Andrew is getting ready to build a prototype of this sensing device and there is great interest in it from consumers, and therefore marketers, who are becoming more and more concerned about the quality, safety and provenance of food.   He was the first to receive a $20,000 development grant from Callaghan Innovation’s KiwiNet Emerging Innovator Fund.

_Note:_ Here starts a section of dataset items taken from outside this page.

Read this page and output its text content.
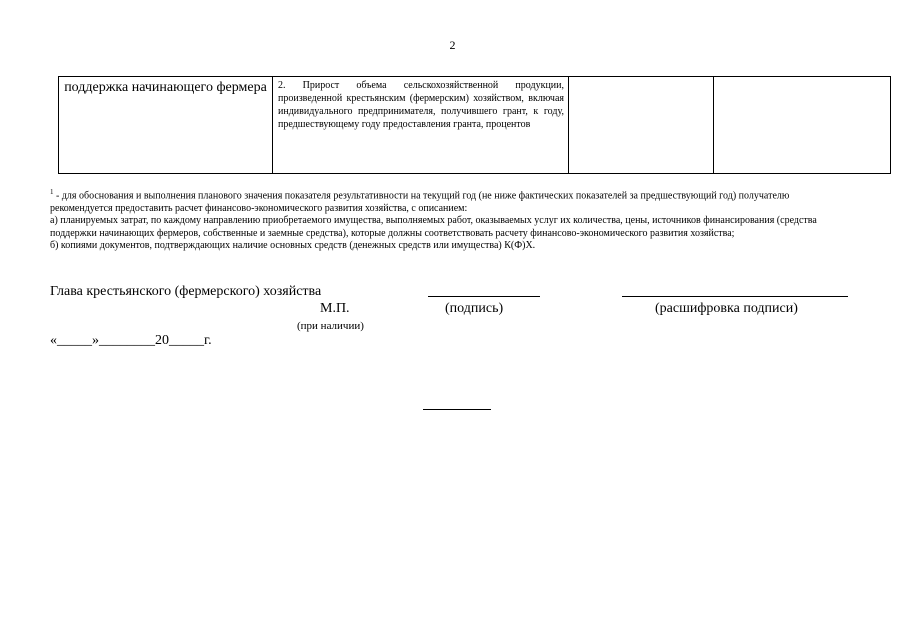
2
поддержка начинающего фермера	2. Прирост объема сельскохозяйственной продукции, произведенной крестьянским (фермерским) хозяйством, включая индивидуального предпринимателя, получившего грант, к году, предшествующему году предоставления гранта, процентов		

$^1$ - для обоснования и выполнения планового значения показателя результативности на текущий год (не ниже фактических показателей за предшествующий год) получателю рекомендуется предоставить расчет финансово-экономического развития хозяйства, с описанием:

а) планируемых затрат, по каждому направлению приобретаемого имущества, выполняемых работ, оказываемых услуг их количества, цены, источников финансирования (средства поддержки начинающих фермеров, собственные и заемные средства), которые должны соответствовать расчету финансово-экономического развития хозяйства;

б) копиями документов, подтверждающих наличие основных средств (денежных средств или имущества) К(Ф)Х.

Глава крестьянского (фермерского) хозяйства
М.П.	(подпись)	(расшифровка подписи)
(при наличии)
«_____»________20_____г.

The idea for the sensor is based on biochemistry borrowed from nature - the phenomenal ability of insects to smell, which has evolved over 2 million years. Unlike humans, insects have receptors on their antennae, so they can smell on the fly, as it were.  We all know how fast blowflies arrive at the pot of mince on the stove.  Their sense of smell is exquisitely sensitive – they can pick up one part in a million billion (one followed by 15 zeros). This is essential for their survival in a competitive world to find food and mates and warn them of danger.  Bees can be trained to smell and locate ant pheromones miles away, given sugared water rewards.

Our own sense of smell is greatly diminished - only a third of our olfactory genes are active. We cannot smell food contaminants, such as salmonella.  We have only 350 working receptors compared to a dog, which has about 1000.  Smell, like sight, differs among individuals and related groups, accounting for different tastes in food, drink and perfume.   Understanding these preferences is very important for food exporters. 

The adult fly has only 24 receptors, but in different combinations they can detect and differentiate hundreds of volatile organic compounds.  Insects can recognise a whole suite of compounds – alcohols, esters, ketones, aromatics and aldehydes.  There is a size limit on the molecules they can detect, simply because heavy molecules cannot fly.  The compounds bind to the protein receptors, which changes the electronic signal to the brain.  How they register that signal in the brain as a “smell” we are just beginning to understand.

NZFSSRC is excited about the possibilities for such a powerful way of protecting and enhancing New Zealand’s reputation for safe, high quality produce.   Currently, it takes days to get results by the time you send samples to the lab and analyse them using traditional methods such as growing cultures in petri dishes.  What we need, especially where there is a biosecurity or health threat, is the immediate, portable on-site monitor that Andrew’s work promises. 

About Andrew

Andrew was born in Waihi.  He went to McLean’s College in Auckland, where he became interested in how life works at the molecular level.   “Proteins are the workhorses,” he says.  Andrew studied proteins involved in DNA replication for his PhD at Auckland University and first postdoc at the Australian National University, followed by cell division during his second postdoc at the Centre of Biological Investigation in Madrid, Spain. He is now leader of the Molecular Sensing Team at Plant and Food Research.